Sergei Golubchik <serg@askmonty.org> writes:
So now the algorithm is something like this:
Where in this algorithm you call ht->commit_ordered() ?
Oops, I forgot, sorry! It should be at the start of "for thd2 in <queue>" (before the wakeup).
thd->ready= false lock(LOCK_prepare_ordered) old_queue= group_commit_queue thd->next= old_queue group_commit_queue= thd ht->prepare_ordered() unlock(LOCK_prepare_ordered)
if (old_queue == NULL) // leader? lock(LOCK_group_commit)
lock(LOCK_prepare_ordered) queue= reverse(group_commit_queue) group_commit_queue= NULL unlock(LOCK_prepare_ordered)
group_log_xid(queue)
lock(LOCK_commit_ordered) // but see below unlock(LOCK_group_commit) for thd2 in <queue>
Here: ht->commit_ordered(thd2)
lock(thd2->LOCK_wakeup) thd2->ready= true signal(thd2->COND_wakeup) unlock(thd2->LOCK_wakeup) unlock(LOCK_commit_ordered) else lock (thd->LOCK_wakeup) while (!thd->ready) wait(COND_wakeup, LOCK_wakeup) unlock (thd->LOCK_wakeup)
cookie= xid_log_after()
On the other hand, the algorithm I suggested earlier for START TRANSACTION WITH CONSISTENT SNAPSHOT used the LOCK_commit_ordered, and there might be other uses...
START TRANSACTION WITH CONSISTENT SNAPSHOT is a good reason to keep the mutex.
Yes, probably.
But I choose to do it earlier, as soon as the transaction is put in the queue and commit order thereby defined.
There can be quite a "long" time interval between these two events: the time it takes for the previous group_log_xid() (eg. an fsync()), plus sometimes one wants to add extra sleeps in group commit to group more transactions together.
No. The long interval is *inside* the group_log_xid(), while you call prepare_ordered() *before* it.
Right, that is what I meant. One group of transactions execute the long interval inside group_log_xid(). While this happens, new transactions that want to commit queue up waiting for the first group to finish. The first waiting transaction (the new leader) blocks on the LOCK_group_commit, any other waits for the new leader to wake them up.

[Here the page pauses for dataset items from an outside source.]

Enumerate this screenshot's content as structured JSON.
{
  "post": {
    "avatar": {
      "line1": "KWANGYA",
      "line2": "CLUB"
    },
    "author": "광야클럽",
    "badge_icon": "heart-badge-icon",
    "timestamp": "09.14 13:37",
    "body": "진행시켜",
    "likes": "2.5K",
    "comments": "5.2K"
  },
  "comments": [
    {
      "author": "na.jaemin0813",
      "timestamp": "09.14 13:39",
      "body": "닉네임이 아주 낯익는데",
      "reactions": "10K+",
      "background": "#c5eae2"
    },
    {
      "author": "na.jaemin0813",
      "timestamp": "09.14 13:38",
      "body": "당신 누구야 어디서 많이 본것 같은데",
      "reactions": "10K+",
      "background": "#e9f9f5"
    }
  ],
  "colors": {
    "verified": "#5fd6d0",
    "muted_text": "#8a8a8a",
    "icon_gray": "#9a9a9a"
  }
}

So I want to call prepare_ordered() before blocking on LOCK_group_commit, as that mutex is held for the duration of group_log_xid()
But anyway, the LOCK_prepare_ordered mutex is not going to be contented, so removing it by using a lock-free queue (that's what this second approach is about) will not bring any noticeable benefits.
Very true.
It's reasonable to say that if an engine does not implement commit_ordered() then it needs to take care of its own recovery and fsync both in prepare and commit.
Yes, sounds reasonable. Thanks! - Kristian.